The Week: Kids
EDITED BY SUSAN AVERY
   
 

Play Date
The Top Five: Books for Holiday Giving

Cinderella, A Pop-Up Fairy Tale
by Matthew Reinhart. Simon & Schuster, $24.95.
Little princesses will go googly-eyed over this lavish pop-up. Cindy’s pink gown is every little girl’s dream, the horses seem to bow to the reader, and the twirling ballroom dancers raise the bar on paper engineering. Reinhart, a 3-D master, also wrote the text, thankfully leaving out the part when the stepsisters cut off their toes to fit into the glass slipper. For toddlers on up.

Warriors: Dawn: The New Prophecy

by Erin Hunter. HarperCollins, $15.99.
The third book in the Warriors spinoff series stars a new generation of clannish cats who must persuade their elders to leave their homes or else suffer a terrible loss. These high-action books include mighty battles, fierce loyalty, and tragic romance, and have in-the-know kids conversing like think-tankers. For ages 10 and up.

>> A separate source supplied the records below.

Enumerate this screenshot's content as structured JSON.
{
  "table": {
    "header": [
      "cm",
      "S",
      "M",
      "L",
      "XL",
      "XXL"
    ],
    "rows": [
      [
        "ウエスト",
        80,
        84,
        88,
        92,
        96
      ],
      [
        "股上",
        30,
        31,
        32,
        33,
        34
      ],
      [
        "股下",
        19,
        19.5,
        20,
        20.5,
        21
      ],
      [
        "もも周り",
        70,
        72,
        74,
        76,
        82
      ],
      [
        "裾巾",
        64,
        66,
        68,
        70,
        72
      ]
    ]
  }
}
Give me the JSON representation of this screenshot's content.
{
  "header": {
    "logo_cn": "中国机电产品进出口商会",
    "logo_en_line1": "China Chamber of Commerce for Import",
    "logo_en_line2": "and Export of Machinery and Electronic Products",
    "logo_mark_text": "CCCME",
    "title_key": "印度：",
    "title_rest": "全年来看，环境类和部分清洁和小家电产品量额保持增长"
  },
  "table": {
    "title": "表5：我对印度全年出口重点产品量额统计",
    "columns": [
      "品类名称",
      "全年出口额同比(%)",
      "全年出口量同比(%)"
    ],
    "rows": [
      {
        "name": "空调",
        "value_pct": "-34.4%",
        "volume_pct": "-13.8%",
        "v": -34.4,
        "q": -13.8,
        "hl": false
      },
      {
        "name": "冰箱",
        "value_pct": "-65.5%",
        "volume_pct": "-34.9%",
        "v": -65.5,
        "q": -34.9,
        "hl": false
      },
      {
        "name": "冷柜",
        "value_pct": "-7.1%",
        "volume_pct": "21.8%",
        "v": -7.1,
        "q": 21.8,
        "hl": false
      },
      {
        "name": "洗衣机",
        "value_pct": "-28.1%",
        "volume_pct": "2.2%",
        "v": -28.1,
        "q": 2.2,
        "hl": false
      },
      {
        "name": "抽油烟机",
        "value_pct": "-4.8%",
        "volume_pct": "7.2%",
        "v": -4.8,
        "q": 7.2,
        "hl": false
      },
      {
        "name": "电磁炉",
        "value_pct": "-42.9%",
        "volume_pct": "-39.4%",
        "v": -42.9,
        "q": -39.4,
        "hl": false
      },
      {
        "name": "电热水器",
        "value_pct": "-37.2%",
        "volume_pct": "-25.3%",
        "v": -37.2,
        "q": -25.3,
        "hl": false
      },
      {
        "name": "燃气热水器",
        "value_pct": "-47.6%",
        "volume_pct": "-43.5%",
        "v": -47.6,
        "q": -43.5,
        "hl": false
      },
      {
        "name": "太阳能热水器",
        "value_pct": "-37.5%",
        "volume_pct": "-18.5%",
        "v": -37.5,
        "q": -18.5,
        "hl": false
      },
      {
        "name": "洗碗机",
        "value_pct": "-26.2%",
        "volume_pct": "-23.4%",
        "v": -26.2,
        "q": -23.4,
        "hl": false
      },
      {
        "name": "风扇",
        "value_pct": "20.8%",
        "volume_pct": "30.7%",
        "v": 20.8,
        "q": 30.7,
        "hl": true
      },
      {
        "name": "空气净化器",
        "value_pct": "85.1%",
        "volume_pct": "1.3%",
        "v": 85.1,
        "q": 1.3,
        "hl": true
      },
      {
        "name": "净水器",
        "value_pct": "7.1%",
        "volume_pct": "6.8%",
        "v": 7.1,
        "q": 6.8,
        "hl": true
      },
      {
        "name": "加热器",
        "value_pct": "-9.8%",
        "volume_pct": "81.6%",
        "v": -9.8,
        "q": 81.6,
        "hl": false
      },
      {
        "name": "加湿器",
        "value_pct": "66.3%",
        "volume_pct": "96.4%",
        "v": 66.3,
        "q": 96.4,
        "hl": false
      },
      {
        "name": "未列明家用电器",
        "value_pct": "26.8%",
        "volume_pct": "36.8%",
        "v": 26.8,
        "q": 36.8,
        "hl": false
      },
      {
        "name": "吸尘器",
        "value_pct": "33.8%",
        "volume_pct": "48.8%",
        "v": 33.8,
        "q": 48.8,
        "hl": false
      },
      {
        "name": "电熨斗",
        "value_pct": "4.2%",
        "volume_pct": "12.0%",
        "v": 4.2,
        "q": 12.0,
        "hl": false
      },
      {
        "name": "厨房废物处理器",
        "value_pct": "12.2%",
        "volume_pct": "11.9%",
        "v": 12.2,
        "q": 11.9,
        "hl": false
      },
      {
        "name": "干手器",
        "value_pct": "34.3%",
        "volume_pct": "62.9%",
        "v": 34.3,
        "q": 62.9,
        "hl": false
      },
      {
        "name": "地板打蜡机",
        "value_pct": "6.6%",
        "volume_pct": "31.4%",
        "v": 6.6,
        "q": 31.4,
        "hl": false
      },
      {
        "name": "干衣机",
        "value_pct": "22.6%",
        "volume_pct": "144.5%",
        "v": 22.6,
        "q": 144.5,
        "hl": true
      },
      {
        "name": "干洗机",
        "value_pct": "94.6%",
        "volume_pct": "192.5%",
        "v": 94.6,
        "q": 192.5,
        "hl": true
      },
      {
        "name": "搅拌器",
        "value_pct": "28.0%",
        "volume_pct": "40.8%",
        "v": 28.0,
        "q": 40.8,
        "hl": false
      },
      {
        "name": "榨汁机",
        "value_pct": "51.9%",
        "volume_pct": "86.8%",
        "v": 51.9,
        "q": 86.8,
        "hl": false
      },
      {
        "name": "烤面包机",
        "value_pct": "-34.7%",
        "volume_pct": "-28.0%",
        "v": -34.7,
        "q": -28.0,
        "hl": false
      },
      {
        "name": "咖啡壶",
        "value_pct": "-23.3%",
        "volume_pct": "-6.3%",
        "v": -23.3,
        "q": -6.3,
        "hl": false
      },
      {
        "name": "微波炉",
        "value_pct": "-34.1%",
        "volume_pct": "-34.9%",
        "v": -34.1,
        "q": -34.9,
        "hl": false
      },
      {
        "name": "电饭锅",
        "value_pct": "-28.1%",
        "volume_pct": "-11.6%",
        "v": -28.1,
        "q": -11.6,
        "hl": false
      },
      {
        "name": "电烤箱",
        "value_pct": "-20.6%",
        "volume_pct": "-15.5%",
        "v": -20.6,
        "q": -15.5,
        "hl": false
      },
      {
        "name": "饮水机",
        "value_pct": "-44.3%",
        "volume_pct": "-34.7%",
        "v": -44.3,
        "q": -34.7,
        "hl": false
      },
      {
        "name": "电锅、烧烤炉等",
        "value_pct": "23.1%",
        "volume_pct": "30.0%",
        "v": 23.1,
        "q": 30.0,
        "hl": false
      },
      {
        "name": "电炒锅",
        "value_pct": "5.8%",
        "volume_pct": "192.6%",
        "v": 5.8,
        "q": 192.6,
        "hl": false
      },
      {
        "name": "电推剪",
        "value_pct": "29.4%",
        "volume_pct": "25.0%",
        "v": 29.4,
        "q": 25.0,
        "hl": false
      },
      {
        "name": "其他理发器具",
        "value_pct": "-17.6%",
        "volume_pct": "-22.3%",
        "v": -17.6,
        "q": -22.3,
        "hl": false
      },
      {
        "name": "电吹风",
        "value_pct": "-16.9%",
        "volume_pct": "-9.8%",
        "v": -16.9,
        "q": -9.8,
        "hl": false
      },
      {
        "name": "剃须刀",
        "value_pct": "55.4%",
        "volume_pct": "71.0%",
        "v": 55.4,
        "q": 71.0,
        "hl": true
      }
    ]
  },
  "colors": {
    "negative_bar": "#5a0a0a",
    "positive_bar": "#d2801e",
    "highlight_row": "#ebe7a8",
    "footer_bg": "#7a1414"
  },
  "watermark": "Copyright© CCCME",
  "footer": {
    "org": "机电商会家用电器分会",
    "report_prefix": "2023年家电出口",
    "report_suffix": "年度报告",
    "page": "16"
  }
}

Arthur Spiderwick’s Field Guide to the Fantastical World Around You

by Tony DiTerlizzi and Holly Black. Simon & Schuster, $24.95.
The centerpiece of the best-selling “Spiderwick Chronicles,” the Field Guide painstakingly details the faerie world and includes dozens of gorgeous illustrations along with in-depth character studies of mermaids, gargoyles, and faerie species. Enthusiasts will love the section on how to conduct your own faerie investigations. For ages 7 and up.

The Gift of Nothing

by Patrick McDonnell. Little, Brown, $14.99.
A minimalist picture book (think Harold and the Purple Crayon) that kidifies the “what do you get for someone who has everything?” cliché. Mooch, the generous black kitty, is desperate to find a gift for his best friend, Earl, a Dalmatian doggy. After a thorough search and a play on words, Mooch correctly decides that nothing is the best gift of all. For toddlers on up.

The “Jenny and the Cat Club” series

by Esther Averill. The New York Review, $12.95 to $17.95.
We welcome the reprinting of the best of the late author’s thirteen-tale series, about a Greenwich Village feline, that first appeared in the forties. Jenny’s adventures take her to a shabby hotel during a frigid winter—where she meets her old friends from the Cat Club—all the way to Zanzibar, one of her stops as she circumnavigates the globe aboard the Sea Queen. Jenny’s Birthday Book is a picture book; the others are easy-to-read chapter books.

 
 

Play Date
Scrooge on Strings: Multiculti marionette ‘Christmas Carol.’
European fashion has hit the children’s market in a big way in recent years, but surprisingly, there’s been little in the way of transatlantic toys. Vit Horejs, artistic director at the Czechoslovak-American Marionette Theater, missed his childhood playthings—string puppets and a dollhouse-size stage—and decided to bring them Stateside, making them the centerpiece of the company he founded in 1990. This week, Horejs plays all the roles, working the character puppets and appearing himself as a bystander, in his version of Charles Dickens’s A Christmas Carol, accompanied by two choir singers who perform holiday songs in English, Czech, Hebrew, and Swahili during scene changes. The 80-minute show (without intermission), well suited to the intimacy of the 100-seat Jan Hus Playhouse, uses some three-dozen marionettes, most no bigger than a Barbie. While kids will get a kick out of the miniatures and the story of the stingy curmudgeon who discovers a good life, parents will chuckle at the provocative commentary Horejs tucks in throughout the script. “I’m very much against overly political theater,” says Horejs, who is preparing to bring the show to Prague, the city he escaped in 1978. “But little digs on political topics are always in my shows.” The real grown-up guffaws come in his ad-libs; on one recent night, when a cell phone rang in the audience, Ebenezer worked it into his conversation with the Ghost of Christmas Present. “Good theater comes first,” adds Horejs. “But it’s always political whether it talks about politics or not.” To wit a hidden statement: Tiny Tim’s famous line, “God bless us, every one,” is not in the show.

12/16–1/1; Jan Hus Playhouse, 351 E. 74th St., nr. First Ave. (212-868-4444 or czechmarionettes.org); $15 grown-ups, $11 seniors and kids.

 
  Event
Baby New Year

Toddlers and preschoolers may not get the whole concept of New Year's Eve, but they can certainly get in on the celebration. The New York Public Library in the East Village throws a late-afternoon party for the littlest ones with storytelling, a sing-along, and a mini-countdown.

12/29 at 4:15 p.m.; New York Public Library, Ottendorfer branch, 135 Second Ave., nr. St. Mark's Pl. (212-674-0947 or nypl.org).